In the spring of 1945 Prague is the last capital in Central Europe under German occupation, and the city's inhabitants live in intense fear of suffering the same grisly fate as Warsaw. But neither bombings nor terror can prevent Václav from cultivating his consuming passion: classical music. Not only does Polívka attend concerts several times a week; he is himself a very competent pianist and student of the legendary pedagogue Václav Holzknecht. He also plays the cello, and occasionally composes works for the quartet he has established. As a reviewer for the newspaper Mladá Fronta, Václav knows everybody of importance in Czech musical life. Several of his music friends, among them the Germanist Rio Preisner and the pianist Pavel Štěpán, later left their mark on Czechoslovak culture.
Through his mother, Marie, who was active in the Scandinavian milieu in Prague, Václav acquired early on a personal relationship with the Nordic countries. In the first post-war years Václav’s and his mother's home (his father passed away in 1941) in Jiřská Street became a natural meeting point for Scandinavians in Prague. In the summer of 1946, Václav went with his inseparable friend and fellow student Jaroslav Přenosil on a nearly two-month-long trip to Denmark. The stay at the International People’s College in Elsinore, which he repeated the following year, produced a number of amusing comments about how a young and ironic representative of the Czech cultural elite regards Scandinavia. It was also in Elsinore that Václav met a young Danish woman, Vibeke Hauer, with whom he falls in head-over-heels in love, and later starts a family. In this respect, Václav Polivka’s diary is a Czech-Nordic love story with a happy ending.

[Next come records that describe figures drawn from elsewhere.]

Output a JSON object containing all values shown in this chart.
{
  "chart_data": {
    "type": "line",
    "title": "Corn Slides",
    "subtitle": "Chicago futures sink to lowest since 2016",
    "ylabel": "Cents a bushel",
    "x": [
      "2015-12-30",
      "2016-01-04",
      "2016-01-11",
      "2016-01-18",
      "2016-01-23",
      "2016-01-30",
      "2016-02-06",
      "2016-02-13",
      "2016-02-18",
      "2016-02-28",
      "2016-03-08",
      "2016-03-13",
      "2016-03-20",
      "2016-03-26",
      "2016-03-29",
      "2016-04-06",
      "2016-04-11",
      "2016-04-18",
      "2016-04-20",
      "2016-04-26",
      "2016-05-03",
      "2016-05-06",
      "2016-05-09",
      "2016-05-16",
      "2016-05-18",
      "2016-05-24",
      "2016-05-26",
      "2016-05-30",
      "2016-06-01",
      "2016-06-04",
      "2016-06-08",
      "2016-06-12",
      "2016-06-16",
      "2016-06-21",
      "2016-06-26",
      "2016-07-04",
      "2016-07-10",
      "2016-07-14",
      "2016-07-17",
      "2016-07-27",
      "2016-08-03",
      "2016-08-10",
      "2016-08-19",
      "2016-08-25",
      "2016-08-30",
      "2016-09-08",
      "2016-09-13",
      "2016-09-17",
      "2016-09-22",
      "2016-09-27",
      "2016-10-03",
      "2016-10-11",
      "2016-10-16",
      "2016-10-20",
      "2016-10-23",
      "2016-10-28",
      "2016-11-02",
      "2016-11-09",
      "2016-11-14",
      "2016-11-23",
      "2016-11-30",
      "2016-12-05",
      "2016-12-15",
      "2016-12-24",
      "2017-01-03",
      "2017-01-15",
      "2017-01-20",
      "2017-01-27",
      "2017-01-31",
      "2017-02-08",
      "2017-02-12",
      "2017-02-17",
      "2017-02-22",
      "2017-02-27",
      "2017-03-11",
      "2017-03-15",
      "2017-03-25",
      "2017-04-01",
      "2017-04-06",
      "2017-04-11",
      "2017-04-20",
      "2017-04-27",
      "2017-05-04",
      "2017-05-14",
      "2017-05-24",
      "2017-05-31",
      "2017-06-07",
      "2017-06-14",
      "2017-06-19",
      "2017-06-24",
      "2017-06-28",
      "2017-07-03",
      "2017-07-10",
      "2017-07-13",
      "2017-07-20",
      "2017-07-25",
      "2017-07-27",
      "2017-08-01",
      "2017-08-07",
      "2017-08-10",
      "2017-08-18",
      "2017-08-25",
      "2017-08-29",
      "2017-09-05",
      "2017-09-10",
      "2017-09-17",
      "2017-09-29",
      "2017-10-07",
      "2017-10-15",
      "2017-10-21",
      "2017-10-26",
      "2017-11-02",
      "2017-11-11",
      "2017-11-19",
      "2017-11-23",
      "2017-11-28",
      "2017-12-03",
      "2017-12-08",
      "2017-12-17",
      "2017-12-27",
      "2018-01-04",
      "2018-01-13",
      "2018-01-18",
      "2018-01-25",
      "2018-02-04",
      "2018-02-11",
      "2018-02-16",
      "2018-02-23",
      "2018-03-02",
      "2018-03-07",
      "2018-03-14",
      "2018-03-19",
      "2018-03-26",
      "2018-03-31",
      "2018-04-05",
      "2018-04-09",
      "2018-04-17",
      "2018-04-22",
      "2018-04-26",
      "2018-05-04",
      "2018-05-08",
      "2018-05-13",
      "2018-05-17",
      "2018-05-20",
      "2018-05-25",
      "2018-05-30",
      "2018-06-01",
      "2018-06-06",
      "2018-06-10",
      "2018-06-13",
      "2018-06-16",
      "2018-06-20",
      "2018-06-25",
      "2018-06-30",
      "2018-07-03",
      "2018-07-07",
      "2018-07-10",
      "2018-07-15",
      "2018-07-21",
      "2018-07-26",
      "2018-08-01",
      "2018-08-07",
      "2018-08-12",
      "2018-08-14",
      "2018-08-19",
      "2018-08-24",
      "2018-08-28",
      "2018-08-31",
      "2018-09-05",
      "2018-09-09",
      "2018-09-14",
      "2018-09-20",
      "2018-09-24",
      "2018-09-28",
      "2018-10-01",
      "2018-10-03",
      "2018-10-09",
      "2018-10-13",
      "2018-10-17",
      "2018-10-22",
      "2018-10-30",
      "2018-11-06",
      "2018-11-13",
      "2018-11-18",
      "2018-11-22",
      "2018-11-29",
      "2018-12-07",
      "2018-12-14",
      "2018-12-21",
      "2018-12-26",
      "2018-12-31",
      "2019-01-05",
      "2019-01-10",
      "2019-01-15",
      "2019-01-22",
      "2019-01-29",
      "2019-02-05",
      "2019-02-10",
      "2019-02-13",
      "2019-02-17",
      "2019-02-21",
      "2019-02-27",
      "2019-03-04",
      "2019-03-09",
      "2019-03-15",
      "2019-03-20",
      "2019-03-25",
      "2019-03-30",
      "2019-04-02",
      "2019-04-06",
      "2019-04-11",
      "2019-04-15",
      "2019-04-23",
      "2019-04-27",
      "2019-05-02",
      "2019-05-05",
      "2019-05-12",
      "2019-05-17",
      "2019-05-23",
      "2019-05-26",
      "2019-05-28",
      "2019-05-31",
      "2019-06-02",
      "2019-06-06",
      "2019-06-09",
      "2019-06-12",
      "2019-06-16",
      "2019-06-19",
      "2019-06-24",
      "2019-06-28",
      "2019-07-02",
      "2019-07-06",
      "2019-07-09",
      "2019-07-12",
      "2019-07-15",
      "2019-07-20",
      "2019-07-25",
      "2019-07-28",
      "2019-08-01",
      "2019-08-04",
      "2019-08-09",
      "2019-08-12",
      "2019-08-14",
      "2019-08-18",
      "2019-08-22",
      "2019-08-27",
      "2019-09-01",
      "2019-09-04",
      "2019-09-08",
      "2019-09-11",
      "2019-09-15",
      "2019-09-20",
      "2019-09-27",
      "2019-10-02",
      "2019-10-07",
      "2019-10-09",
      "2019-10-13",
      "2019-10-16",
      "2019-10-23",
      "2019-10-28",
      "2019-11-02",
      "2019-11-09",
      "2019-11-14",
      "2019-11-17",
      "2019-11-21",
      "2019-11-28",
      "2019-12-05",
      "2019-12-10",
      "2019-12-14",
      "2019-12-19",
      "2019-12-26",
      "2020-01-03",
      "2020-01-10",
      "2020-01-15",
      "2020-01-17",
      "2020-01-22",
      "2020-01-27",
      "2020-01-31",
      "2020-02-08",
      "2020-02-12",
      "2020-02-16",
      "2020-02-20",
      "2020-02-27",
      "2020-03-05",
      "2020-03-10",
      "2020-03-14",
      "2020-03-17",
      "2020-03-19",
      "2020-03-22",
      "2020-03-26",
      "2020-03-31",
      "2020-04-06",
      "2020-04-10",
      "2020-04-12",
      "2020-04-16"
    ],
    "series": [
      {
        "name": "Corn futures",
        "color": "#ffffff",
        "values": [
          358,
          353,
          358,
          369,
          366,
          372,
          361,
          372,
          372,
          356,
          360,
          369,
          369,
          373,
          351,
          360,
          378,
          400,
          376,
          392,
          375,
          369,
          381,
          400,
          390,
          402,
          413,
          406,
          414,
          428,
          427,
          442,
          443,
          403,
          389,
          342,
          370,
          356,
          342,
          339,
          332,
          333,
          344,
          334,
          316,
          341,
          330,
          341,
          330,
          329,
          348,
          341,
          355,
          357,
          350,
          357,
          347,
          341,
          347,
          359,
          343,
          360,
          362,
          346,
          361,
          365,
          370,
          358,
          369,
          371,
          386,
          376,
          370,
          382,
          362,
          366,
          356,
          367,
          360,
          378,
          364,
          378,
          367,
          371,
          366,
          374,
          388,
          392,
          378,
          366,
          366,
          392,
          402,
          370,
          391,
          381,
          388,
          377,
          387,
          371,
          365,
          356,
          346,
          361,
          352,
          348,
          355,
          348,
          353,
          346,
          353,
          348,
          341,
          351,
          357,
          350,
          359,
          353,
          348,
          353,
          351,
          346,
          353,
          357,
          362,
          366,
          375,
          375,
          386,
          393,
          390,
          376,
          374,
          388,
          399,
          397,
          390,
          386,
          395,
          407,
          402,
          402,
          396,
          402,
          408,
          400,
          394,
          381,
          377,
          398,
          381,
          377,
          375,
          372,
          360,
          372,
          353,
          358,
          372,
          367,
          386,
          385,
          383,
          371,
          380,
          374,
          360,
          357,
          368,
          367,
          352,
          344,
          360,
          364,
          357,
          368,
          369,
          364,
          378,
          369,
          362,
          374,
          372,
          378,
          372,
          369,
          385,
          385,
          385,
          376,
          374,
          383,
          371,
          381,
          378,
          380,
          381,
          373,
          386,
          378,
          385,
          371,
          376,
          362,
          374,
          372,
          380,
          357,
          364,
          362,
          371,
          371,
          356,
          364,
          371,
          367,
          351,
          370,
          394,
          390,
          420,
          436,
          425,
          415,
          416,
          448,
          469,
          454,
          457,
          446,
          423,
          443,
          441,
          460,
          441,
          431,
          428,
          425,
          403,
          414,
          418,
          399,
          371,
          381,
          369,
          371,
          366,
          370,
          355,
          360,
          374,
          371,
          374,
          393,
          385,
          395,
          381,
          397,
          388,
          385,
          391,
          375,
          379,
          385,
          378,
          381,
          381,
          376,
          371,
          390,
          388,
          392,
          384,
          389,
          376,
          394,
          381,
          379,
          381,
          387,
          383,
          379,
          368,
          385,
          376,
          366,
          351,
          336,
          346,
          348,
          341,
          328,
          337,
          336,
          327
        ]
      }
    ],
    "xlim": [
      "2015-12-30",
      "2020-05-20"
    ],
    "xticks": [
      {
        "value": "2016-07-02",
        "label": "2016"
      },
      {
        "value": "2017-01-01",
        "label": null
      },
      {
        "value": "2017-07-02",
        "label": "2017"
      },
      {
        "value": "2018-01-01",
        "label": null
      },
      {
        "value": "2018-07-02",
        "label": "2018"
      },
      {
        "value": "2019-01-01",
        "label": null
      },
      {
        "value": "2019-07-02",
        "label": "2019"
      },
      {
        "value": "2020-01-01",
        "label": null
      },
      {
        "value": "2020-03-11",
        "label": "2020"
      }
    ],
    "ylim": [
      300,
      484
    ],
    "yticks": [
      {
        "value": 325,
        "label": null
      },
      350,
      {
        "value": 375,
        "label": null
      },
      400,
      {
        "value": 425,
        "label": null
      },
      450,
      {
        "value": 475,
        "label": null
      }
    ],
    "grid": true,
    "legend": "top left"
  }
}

However, it is as a commentator on the political developments in Czechoslovakia in the earlyyears after the war that he reveals himself as an unusually perceptive observer.
Like the vast majority of Czechoslovakia's population, Václav after the liberation is very excited about the Russians and the Soviet Union. But despite his young age and lack of political experience, he immediately senses the danger signals. How can the Communists create a just society when they simultaneously tolerate criminal acts? What kind of democracy is it that accepts indoctrination, censorship and outright lies? Is an “iron curtain” really about to descend between Czechoslovakia and Western Europe? On the basis of a sober assessment of what he sees around him, Václav feels increasingly strong anxiety. When disaster becomes fact in February 1948, he is so depressed that the otherwise neat diary notes are barely legible.